Nonchalantly one night I decided to weigh myself. I know I was teetering near a scary number for me, but I did it anyways. Well, when I stepped on the scale and tears came to my eyes. It’s that hideous horrible terrible no good number that I said I wasn’t going to go back too. I didn’t expect it honestly. I thought I’d just stay the same as it has been lately, well that was the hope anyways. Obviously I’d like to lose weight, but I’m not trying therefore I knew there would be no weight loss, but it still hurt to see that number on the scale.

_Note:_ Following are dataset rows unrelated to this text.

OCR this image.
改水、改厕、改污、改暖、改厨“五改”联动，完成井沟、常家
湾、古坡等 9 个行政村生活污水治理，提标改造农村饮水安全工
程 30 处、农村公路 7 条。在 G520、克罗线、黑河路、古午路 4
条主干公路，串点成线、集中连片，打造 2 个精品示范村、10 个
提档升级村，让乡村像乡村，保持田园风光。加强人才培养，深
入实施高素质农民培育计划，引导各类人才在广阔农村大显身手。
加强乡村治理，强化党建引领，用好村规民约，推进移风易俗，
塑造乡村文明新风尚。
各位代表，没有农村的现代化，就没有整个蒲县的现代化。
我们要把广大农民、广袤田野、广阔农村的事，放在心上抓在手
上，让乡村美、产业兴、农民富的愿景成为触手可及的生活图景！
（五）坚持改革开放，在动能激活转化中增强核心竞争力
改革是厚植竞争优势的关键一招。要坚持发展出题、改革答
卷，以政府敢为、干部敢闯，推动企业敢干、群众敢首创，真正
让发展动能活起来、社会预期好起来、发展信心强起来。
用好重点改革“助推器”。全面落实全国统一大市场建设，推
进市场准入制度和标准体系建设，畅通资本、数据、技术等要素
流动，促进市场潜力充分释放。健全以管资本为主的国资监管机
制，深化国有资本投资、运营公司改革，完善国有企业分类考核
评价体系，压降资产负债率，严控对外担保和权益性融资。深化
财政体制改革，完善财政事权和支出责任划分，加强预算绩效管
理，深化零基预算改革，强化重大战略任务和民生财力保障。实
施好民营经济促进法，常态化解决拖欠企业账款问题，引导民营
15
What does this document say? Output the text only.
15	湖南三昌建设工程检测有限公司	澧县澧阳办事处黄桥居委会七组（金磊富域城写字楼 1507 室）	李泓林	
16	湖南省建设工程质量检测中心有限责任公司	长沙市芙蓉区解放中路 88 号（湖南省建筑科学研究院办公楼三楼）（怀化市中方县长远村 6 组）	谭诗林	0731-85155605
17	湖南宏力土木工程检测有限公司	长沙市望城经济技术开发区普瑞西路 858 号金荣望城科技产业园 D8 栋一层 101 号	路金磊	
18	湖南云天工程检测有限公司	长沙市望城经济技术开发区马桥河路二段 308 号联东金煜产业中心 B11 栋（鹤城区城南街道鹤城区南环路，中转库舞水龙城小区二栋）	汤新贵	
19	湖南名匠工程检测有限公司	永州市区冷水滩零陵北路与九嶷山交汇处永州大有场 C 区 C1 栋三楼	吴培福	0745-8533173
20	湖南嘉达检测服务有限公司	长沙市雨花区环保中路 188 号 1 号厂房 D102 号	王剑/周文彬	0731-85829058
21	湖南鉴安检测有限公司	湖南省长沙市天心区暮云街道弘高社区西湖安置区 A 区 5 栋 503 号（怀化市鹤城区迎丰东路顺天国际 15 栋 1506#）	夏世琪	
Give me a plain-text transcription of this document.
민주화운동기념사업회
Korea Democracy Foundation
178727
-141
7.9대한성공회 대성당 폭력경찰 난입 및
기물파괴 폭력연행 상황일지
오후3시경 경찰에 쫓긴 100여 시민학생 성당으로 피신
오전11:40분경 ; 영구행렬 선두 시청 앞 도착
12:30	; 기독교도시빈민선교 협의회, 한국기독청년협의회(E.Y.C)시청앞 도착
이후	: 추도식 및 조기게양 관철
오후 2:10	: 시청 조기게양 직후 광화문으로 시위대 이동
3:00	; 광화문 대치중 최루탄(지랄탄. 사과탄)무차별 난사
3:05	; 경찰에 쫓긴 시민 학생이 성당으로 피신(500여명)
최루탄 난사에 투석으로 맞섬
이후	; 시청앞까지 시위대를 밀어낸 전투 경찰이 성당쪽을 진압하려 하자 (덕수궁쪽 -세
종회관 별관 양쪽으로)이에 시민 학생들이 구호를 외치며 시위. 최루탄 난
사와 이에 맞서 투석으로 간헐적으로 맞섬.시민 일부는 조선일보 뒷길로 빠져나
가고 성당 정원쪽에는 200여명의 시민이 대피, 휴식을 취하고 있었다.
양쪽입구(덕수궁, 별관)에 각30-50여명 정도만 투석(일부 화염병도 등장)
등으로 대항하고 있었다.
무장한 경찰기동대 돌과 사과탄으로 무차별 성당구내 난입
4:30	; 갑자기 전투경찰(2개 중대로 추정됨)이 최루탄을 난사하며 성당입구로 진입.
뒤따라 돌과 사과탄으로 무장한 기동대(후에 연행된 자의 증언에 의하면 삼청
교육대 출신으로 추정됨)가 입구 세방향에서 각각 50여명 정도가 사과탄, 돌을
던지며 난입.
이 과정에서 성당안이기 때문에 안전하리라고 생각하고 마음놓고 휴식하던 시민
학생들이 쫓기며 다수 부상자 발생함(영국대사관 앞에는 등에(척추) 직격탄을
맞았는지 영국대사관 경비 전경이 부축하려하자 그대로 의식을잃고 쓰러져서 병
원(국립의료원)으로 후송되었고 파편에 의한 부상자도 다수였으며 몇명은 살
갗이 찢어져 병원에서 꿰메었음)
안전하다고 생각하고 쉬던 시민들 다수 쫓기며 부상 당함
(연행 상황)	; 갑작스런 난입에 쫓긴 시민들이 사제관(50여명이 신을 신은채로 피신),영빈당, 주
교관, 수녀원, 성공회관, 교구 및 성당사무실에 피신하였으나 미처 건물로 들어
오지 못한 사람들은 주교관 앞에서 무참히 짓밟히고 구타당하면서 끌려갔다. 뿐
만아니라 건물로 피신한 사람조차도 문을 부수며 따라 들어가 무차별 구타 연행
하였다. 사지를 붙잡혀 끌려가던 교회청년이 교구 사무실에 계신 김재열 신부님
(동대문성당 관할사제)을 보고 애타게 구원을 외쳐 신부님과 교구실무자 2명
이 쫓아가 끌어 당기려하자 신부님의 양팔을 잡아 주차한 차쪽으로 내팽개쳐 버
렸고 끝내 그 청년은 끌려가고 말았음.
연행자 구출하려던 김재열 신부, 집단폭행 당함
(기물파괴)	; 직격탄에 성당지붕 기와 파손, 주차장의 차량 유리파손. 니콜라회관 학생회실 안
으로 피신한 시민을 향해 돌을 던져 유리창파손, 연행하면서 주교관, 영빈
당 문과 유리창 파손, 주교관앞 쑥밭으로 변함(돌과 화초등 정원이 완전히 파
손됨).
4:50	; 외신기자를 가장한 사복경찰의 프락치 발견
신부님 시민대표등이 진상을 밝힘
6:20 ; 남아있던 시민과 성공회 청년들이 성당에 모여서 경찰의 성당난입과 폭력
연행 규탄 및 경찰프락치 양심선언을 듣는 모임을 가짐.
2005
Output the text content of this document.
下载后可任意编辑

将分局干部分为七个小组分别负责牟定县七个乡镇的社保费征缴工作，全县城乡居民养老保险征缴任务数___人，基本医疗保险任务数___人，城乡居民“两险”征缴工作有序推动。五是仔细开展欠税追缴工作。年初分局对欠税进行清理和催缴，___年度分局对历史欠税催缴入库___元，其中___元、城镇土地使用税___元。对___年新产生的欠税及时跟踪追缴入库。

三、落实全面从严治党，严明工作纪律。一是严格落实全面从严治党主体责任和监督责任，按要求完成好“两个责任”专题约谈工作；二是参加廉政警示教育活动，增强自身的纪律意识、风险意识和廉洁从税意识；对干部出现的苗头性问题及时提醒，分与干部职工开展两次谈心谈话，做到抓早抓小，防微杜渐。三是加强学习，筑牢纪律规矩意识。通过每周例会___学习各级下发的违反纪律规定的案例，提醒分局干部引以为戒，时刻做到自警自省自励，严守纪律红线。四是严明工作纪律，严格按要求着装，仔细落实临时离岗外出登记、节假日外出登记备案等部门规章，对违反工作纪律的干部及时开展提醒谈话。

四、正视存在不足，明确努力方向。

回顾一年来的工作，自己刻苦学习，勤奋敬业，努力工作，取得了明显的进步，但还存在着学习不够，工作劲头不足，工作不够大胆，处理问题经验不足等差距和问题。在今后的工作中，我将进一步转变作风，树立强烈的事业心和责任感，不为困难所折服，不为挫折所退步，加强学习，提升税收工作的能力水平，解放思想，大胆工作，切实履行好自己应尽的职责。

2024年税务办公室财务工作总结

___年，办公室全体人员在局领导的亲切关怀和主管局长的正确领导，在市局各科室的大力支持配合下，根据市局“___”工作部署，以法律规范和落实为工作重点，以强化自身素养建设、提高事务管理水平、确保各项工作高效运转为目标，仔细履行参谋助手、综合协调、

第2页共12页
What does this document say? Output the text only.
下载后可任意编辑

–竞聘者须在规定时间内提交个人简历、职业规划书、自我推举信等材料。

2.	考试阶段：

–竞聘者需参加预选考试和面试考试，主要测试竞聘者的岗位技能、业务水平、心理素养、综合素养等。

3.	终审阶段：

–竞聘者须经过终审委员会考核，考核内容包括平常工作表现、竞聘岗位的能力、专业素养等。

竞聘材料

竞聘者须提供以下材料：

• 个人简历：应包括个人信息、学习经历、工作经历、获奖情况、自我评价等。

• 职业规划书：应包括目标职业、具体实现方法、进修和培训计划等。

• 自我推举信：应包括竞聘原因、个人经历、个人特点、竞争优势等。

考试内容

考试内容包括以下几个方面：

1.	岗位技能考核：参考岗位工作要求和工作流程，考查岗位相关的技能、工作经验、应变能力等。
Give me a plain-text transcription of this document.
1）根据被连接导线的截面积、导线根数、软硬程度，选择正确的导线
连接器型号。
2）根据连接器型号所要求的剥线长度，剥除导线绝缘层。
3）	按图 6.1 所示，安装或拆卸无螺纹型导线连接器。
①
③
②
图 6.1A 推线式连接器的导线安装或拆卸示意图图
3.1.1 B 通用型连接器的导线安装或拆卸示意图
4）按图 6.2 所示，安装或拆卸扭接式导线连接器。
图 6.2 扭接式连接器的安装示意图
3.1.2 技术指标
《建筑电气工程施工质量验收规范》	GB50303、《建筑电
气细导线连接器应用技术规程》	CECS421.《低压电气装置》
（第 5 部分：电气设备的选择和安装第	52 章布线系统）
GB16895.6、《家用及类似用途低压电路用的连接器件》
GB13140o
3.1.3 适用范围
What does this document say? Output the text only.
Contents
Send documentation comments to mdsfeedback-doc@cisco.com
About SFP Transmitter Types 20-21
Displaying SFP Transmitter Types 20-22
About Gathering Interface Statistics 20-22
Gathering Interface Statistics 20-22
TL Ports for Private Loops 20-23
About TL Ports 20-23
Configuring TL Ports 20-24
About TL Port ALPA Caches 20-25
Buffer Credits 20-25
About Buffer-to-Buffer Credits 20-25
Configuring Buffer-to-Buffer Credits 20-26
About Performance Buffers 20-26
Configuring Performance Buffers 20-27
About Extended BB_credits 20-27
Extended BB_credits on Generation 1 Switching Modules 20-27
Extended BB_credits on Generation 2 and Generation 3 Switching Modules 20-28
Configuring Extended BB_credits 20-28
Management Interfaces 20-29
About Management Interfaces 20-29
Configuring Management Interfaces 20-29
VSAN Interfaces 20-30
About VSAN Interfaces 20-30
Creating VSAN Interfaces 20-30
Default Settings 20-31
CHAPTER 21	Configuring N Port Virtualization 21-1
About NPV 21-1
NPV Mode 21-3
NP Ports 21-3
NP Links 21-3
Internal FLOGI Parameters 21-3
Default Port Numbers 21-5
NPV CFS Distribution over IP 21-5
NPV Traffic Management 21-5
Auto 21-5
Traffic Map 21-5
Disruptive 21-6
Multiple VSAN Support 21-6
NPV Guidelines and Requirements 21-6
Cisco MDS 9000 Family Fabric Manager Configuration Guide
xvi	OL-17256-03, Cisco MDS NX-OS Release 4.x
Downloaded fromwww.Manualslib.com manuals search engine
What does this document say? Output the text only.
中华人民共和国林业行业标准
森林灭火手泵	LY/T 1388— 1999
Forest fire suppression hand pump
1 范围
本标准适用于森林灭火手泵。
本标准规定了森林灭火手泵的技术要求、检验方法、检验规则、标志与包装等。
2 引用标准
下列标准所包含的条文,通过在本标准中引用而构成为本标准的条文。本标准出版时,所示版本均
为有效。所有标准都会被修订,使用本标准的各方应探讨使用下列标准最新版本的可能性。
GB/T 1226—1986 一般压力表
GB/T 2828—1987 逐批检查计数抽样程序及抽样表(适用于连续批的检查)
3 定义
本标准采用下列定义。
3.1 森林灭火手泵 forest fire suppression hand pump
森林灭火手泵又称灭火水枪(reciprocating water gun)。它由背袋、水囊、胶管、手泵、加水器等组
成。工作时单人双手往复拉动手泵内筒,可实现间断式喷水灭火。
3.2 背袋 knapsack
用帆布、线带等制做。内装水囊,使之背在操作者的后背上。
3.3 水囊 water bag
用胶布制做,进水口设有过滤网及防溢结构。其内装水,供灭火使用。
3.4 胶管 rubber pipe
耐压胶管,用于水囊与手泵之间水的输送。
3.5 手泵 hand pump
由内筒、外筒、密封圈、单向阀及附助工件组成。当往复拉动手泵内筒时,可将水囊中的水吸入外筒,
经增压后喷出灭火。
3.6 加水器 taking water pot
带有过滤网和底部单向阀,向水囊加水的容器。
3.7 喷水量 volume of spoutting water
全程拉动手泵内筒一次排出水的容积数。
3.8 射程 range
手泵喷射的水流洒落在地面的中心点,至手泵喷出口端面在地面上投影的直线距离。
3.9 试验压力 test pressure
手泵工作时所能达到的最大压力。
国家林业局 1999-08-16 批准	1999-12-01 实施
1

My highest weight was 249 pounds and on my own I lost weight and made it down to 219 pounds by exercising. Then I joined SlimGenics and ended up losing a lot of weight. My initial goal they set for me was to hit 170 pounds, I thought they were INSANE…. There was NO way I could lose 50 pounds in five months. Are you freaking kidding me? They guaranteed results if you followed the program. So, since I had already signed the contract not really knowing what I was getting into, I reluctantly agreed that would be my goal. Fast forward seven months and I had lost even more than my original goal. I lost 66 pounds making it to 153 pounds. I was so proud of myself.
For the life of me cannot figure where my motivation and dedication came from. I just did it and that was that. Well quickly my weight started increasing. They told me it would a little bit now that I was going back to eating a little more now that I was in maintenance Well, honestly I went back to my “normal” eating and not using the knowledge I had learned about healthy eating.
Anyways, fast forward to now and I still snack and eat a lot of crap food. Once I stepped on that scale, got tears in my eyes and went to take my dinner out of the oven. I proceed to guiltily gulf down corn dogs and tater tots. I felt gross.
I told my self that if I hit a number back in the 200’s I would do something about it. Well first of all that’s stupid to say I’m not going to do anything until then, I should have just started regardless of the number. Second of all, I didn’t do anything to stop eating crap. I can just kick myself. I know that I beat myself up and that it is not going to get me any where. I just bring myself down. Self sabotage is something I’m really good at, just like avoidance.
And there you have it, I feel that I have failed now that I have hit 202 pounds. I can either whine about it or do something about it, but I’m not sure what point I’m at right now.